Davalı Türk Patent ve Marka Kurumu vekili, müvekkili kurum kararının usul ve yasaya uygun bulunduğunu savunarak, davanın reddine karar verilmesini istemiştir.
Diğer davalı savunma yapmamıştır.
Mahkemece, tüm dosya kapsamına göre; dava konusu 2013/89231 numaralı başvuru markası ile davacının 81413, 163951 ve 2012/55993 tescil numaralı markaları arasında, 37. sınıfta yer alan hizmetler açısından 556 sayılı KHK’nın 8/b maddesi anlamında iltibas tehlikesinin olduğu, davacının “wd-40” ibareli markasının “yapı malzemeleri” ve “hırdavat” sektöründe tanınmış olduğu, 556 sayılı KHK’nin 8/4 maddesi şartlarının oluştuğu, davacı markasının türetme, fantezi, orijinal ve tanınmış marka oluşu, başvuru markasının orijinal markaya olan yüksek benzerlik düzeyi ile davacı markasının uzun yıllardır kullanılması nedeniyle davalıya ait başvurunun kötüniyetli olarak yapıldığı gerekçesiyle, davanın YİDK iptal talebi yönünden kabulü ile TPMK YİDK"nın 02/03/2016 tarih 2016-M-1950 sayılı kararının itirazın kısmen reddi ile ilgili kısım yönünden kötü niyet nedeniyle iptaline, dava konusu başvuru tescil edilmediğinden hükümsüzlük konusunda karar verilmesine yer olmadığına karar verilmiştir.
Karar aleyhine, davalı TPMK vekili tarafından istinaf kanun yoluna başvurmuştur.

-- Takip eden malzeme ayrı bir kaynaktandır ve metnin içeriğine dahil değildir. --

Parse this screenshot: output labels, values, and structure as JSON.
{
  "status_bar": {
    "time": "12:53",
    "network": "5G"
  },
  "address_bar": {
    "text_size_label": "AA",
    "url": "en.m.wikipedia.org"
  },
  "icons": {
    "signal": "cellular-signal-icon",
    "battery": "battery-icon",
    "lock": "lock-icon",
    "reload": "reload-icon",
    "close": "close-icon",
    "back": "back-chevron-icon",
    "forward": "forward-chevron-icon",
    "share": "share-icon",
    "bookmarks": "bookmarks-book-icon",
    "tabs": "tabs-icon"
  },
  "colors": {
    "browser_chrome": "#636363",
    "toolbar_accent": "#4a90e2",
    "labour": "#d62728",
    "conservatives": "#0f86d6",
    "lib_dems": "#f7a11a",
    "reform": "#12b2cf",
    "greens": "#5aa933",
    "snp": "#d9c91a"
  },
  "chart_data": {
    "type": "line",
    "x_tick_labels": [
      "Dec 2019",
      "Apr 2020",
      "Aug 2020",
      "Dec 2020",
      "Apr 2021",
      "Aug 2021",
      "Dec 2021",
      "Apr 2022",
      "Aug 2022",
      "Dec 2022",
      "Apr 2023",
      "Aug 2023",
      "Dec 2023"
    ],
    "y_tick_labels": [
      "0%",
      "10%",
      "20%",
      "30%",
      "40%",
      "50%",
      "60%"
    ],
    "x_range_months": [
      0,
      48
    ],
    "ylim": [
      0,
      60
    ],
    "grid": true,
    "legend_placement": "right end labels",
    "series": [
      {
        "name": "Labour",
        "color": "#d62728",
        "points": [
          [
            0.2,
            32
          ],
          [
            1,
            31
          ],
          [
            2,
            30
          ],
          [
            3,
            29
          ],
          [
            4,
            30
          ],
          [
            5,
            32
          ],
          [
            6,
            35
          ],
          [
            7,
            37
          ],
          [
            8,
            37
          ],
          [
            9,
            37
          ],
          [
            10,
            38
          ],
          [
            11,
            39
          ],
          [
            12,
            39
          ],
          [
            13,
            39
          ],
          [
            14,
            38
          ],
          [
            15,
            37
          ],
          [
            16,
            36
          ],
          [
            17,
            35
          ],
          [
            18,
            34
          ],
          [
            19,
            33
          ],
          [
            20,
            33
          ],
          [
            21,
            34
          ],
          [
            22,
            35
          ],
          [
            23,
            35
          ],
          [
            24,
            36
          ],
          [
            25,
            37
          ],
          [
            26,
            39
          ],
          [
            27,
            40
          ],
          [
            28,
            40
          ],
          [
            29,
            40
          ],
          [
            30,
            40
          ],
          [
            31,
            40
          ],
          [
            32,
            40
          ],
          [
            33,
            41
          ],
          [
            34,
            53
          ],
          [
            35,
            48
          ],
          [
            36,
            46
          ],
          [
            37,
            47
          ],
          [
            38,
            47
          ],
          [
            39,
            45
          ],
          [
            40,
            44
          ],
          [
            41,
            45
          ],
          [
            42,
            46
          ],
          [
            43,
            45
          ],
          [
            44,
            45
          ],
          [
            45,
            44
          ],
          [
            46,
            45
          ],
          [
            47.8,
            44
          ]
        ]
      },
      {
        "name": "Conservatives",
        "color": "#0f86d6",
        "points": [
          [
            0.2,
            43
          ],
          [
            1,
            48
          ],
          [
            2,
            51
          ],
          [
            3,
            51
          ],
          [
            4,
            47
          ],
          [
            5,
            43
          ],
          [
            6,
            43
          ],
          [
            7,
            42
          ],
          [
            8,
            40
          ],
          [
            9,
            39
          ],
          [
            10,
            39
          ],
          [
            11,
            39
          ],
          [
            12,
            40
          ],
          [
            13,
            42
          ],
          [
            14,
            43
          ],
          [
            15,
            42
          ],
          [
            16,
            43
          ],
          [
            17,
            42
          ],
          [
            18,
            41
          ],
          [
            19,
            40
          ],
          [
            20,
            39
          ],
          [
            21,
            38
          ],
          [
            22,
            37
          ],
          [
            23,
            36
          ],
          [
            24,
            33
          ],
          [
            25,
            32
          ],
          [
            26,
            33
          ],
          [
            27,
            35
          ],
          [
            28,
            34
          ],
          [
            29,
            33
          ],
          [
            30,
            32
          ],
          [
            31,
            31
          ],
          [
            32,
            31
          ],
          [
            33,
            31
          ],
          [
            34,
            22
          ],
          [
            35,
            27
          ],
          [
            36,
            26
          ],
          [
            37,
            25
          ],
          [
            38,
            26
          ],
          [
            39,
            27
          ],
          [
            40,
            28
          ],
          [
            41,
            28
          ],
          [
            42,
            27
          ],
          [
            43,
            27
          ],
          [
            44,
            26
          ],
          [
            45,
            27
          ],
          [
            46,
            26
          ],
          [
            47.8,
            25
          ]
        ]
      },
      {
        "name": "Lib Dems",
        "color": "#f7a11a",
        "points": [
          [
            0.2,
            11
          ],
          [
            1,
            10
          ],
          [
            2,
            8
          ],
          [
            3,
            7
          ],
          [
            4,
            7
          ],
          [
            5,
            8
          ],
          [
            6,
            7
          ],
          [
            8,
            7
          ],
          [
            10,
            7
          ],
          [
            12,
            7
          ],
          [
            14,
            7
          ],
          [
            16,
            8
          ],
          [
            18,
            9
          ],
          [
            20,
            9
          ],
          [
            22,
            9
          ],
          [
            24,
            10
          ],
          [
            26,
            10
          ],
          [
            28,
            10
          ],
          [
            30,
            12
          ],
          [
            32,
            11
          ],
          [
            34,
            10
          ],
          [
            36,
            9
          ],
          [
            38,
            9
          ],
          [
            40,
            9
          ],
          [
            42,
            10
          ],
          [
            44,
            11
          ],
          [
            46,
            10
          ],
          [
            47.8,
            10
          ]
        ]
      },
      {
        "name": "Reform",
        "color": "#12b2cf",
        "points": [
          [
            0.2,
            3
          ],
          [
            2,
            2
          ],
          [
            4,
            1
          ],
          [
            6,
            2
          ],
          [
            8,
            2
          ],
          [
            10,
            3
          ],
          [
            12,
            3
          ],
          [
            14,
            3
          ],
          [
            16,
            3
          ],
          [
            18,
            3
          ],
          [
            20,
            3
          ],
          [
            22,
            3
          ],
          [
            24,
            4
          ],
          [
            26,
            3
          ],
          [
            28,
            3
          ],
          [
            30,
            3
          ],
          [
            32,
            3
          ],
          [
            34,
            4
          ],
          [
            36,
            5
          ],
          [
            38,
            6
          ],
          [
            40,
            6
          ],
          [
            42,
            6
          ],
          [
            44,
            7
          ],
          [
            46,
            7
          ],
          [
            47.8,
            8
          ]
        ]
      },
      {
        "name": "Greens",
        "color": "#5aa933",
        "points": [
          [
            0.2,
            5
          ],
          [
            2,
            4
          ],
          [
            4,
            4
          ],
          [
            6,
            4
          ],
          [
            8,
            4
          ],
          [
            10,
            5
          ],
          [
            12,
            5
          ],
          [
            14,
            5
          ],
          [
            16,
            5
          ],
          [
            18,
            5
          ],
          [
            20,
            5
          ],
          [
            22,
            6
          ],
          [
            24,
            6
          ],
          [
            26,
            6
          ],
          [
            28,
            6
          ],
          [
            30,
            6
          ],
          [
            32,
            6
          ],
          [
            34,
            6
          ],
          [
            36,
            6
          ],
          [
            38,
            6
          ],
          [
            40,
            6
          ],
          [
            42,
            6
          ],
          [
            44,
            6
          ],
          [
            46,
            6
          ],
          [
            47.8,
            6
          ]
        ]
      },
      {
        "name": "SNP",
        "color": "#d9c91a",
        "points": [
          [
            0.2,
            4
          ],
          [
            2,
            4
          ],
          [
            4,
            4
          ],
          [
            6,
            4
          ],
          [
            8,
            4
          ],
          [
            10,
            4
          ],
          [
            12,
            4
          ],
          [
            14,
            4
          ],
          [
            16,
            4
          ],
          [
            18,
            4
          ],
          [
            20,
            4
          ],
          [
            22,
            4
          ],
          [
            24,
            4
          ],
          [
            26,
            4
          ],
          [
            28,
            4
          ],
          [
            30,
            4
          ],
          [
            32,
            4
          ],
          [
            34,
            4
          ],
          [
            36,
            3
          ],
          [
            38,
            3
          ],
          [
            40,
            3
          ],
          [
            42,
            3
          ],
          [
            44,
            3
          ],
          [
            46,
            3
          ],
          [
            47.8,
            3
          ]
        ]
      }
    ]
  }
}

Ankara Bölge Adliye Mahkemesi 20. Hukuk Dairesince, dosya üzerinden yapılan istinaf incelemesinde; mahkemenin vakıa ve hukuki değerlendirmesinde usul ve esas yönünden yasaya aykırılık bulunmadığı gerekçesiyle, mahkemece özellikle yapı malzemeleri ve hırdavat alanında tüm dünya çapında tanınmış, yaratılmış ve özgün nitelikteki “WD-40” ibareli davacı markaları ile aynı ibareden oluşan davalının marka tescil başvurusunun, kötü niyetli olarak kabulünde ve başvurunun tüm mal ve hizmetler yönünden hükümsüzlüğüne karar verilmesinde bir isabetsizliğin bulunmadığı gerekçesiyle, davalı Türk Patent ve Marka Kurumu vekilinin istinaf başvurusunun esastan reddine karar verilmiştir.
Kararı, davalı TPMK vekili temyiz etmiştir.
Yapılan yargılama ve saptanan somut uyuşmazlık bakımından uygulanması gereken hukuk kuralları gözetildiğinde İlk Derece Mahkemesince verilen kararda bir isabetsizlik olmadığının anlaşılmasına göre yapılan istinaf başvurusunun HMK"nın 353/b-1 maddesi uyarınca Bölge Adliye Mahkemesince esastan reddine ilişkin kararın usul ve yasaya uygun olduğu kanısına varıldığından Bölge Adliye Mahkemesi kararının onanmasına karar vermek gerekmiştir.
SONUÇ: Yukarda açıklanan nedenlerle, davalı TPMK vekilinin temyiz isteminin reddi ile Bölge Adliye Mahkemesince verilen kararın HMK"nın 370/1. maddesi uyarınca ONANMASINA, HMK"nın 372. maddesi uyarınca işlem yapılmak üzere dava dosyasının Bölge Adliye Mahkemesine gönderilmesine, aşağıda yazılı bakiye 8,50 TL temyiz ilam harcının temyiz eden davalı TPMK"dan alınmasına, 10/06/2019 tarihinde kesin olarak oybirliğiyle karar verildi.